Loin, très loin, il perçut le cri de Kasdan qui courait vers lui :
— VOLO !
Puis, tout près, avec une intimité bouleversante, il entendit le rire, derrière le masque. Un rire de triomphe. L’enfant n’avait pas lâché le manche du couteau. Il appuya de toutes ses forces, à deux mains, et brisa la lame au fond de la blessure. CLAC.
La douleur gagna plusieurs degrés. Volokine fixa l’expression figée du masque, fracassée de lumière lunaire. Calmement, il songea à un cours qu’il avait jadis suivi à la fac, sur « les racines de la mythologie grecque ». Il songea au commencement du monde, au dieu créateur, Ouranos, à ses noces avec la Terre, Gaïa. Il songea à ses enfants, les Titans, dont Cronos, qui coupa les organes génitaux de son père.
— Des enfants-Titans…
Il voulut hurler mais sa langue s’était dilatée dans sa bouche. Il s’écroula.
Sa tempe claqua sur le sol comme un clap de fin. Il vit en image verticale : le sol, la cheminée, la lune — et l’ombre de Kasdan, immense, démesurée, le treillis battant au vent, brandir droit devant lui son Sig Sauer.

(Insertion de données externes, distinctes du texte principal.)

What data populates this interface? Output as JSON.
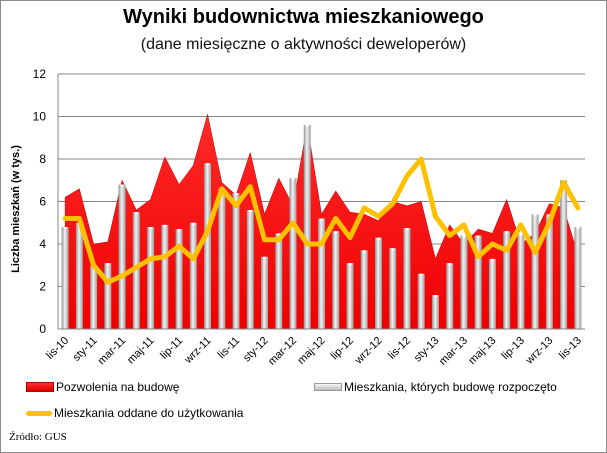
{
  "chart": {
    "title": "Wyniki budownictwa mieszkaniowego",
    "subtitle": "(dane miesięczne o aktywności deweloperów)",
    "source": "Źródło: GUS"
  },
  "colors": {
    "permits": "#ff0000",
    "started": "#bfbfbf",
    "completed": "#ffc000",
    "grid": "#868686"
  },
  "chart_data": {
    "type": "bar",
    "title": "Wyniki budownictwa mieszkaniowego",
    "subtitle": "(dane miesięczne o aktywności deweloperów)",
    "xlabel": "",
    "ylabel": "Liczba mieszkań (w tys.)",
    "ylim": [
      0,
      12
    ],
    "yticks": [
      0,
      2,
      4,
      6,
      8,
      10,
      12
    ],
    "grid": true,
    "legend_position": "bottom",
    "x_tick_labels": [
      "lis-10",
      "sty-11",
      "mar-11",
      "maj-11",
      "lip-11",
      "wrz-11",
      "lis-11",
      "sty-12",
      "mar-12",
      "maj-12",
      "lip-12",
      "wrz-12",
      "lis-12",
      "sty-13",
      "mar-13",
      "maj-13",
      "lip-13",
      "wrz-13",
      "lis-13"
    ],
    "categories": [
      "lis-10",
      "gru-10",
      "sty-11",
      "lut-11",
      "mar-11",
      "kwi-11",
      "maj-11",
      "cze-11",
      "lip-11",
      "sie-11",
      "wrz-11",
      "paź-11",
      "lis-11",
      "gru-11",
      "sty-12",
      "lut-12",
      "mar-12",
      "kwi-12",
      "maj-12",
      "cze-12",
      "lip-12",
      "sie-12",
      "wrz-12",
      "paź-12",
      "lis-12",
      "gru-12",
      "sty-13",
      "lut-13",
      "mar-13",
      "kwi-13",
      "maj-13",
      "cze-13",
      "lip-13",
      "sie-13",
      "wrz-13",
      "paź-13",
      "lis-13"
    ],
    "series": [
      {
        "name": "Pozwolenia na budowę",
        "type": "area",
        "values": [
          6.2,
          6.6,
          4.0,
          4.1,
          7.0,
          5.6,
          6.1,
          8.1,
          6.8,
          7.7,
          10.1,
          6.9,
          6.3,
          8.3,
          5.4,
          7.1,
          5.8,
          9.6,
          5.4,
          6.5,
          5.5,
          5.4,
          5.1,
          6.0,
          5.8,
          6.0,
          3.3,
          4.9,
          4.0,
          4.7,
          4.5,
          6.1,
          4.0,
          4.5,
          5.9,
          5.7,
          3.5
        ]
      },
      {
        "name": "Mieszkania, których budowę rozpoczęto",
        "type": "bar",
        "values": [
          4.8,
          5.0,
          3.0,
          3.1,
          6.8,
          5.5,
          4.8,
          4.9,
          4.7,
          5.0,
          7.8,
          6.6,
          6.4,
          5.6,
          3.4,
          4.5,
          7.1,
          9.6,
          5.2,
          4.6,
          3.1,
          3.7,
          4.3,
          3.8,
          4.75,
          2.6,
          1.6,
          3.1,
          4.4,
          4.4,
          3.3,
          4.6,
          4.5,
          5.4,
          5.4,
          7.0,
          4.8
        ]
      },
      {
        "name": "Mieszkania oddane do użytkowania",
        "type": "line",
        "values": [
          5.2,
          5.2,
          3.0,
          2.2,
          2.5,
          2.9,
          3.3,
          3.4,
          3.9,
          3.3,
          4.6,
          6.6,
          5.8,
          6.7,
          4.2,
          4.2,
          5.0,
          4.0,
          4.0,
          5.2,
          4.3,
          5.7,
          5.3,
          5.9,
          7.2,
          8.0,
          5.3,
          4.4,
          4.9,
          3.4,
          4.0,
          3.7,
          4.9,
          3.6,
          5.0,
          6.9,
          5.7
        ]
      }
    ]
  },
  "legend": {
    "permits": "Pozwolenia na budowę",
    "started": "Mieszkania, których budowę rozpoczęto",
    "completed": "Mieszkania oddane do użytkowania"
  }
}
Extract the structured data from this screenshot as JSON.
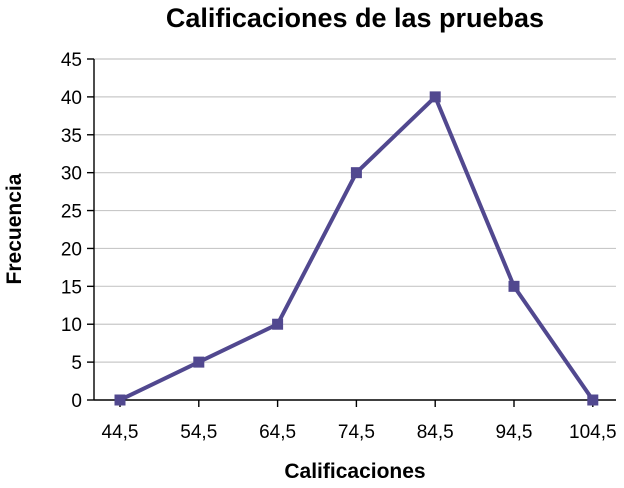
{
  "chart_data": {
    "type": "line",
    "title": "Calificaciones de las pruebas",
    "xlabel": "Calificaciones",
    "ylabel": "Frecuencia",
    "categories": [
      "44,5",
      "54,5",
      "64,5",
      "74,5",
      "84,5",
      "94,5",
      "104,5"
    ],
    "values": [
      0,
      5,
      10,
      30,
      40,
      15,
      0
    ],
    "ylim": [
      0,
      45
    ],
    "yticks": [
      0,
      5,
      10,
      15,
      20,
      25,
      30,
      35,
      40,
      45
    ],
    "grid": true,
    "line_color": "#51488f",
    "marker": "square"
  }
}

Volokine voulut crier « non ! » mais il vit la flamme blanche de l’arme exploser. Le ciel se révéla, comme sous l’effet d’un éclair. Les tours s’imprimèrent en négatif.
Kasdan avait manqué sa cible — les enfants-dieux étaient immortels.
L’Arménien avait tiré dans le vide.
Et ils avançaient, tous les deux, dans un vide éternel.
Puis le vide fondit sur lui et il sombra dans le néant.
57
— Police. C’est une urgence !
Service des urgences de l’hôpital Lariboisière.
6 h 30.
Kasdan soutenait Volokine sur son épaule. Ils traversèrent la salle d’attente et se dirigèrent vers le comptoir d’accueil désert. L’Arménien frappa du poing, en répétant :
— Police ! Y a personne ?
Pas de réponse. Il installa son partenaire sur un des sièges vissés au mur puis remarqua les autres silhouettes qui attendaient dans la pénombre de la salle. Par un sinistre coup du sort, en cette nuit de Noël, il n’y avait ici que des couples tenant dans leurs bras des enfants. Des parents qui n’avaient récolté cette nuit, en guise de cadeaux, que blessures, virus et infections.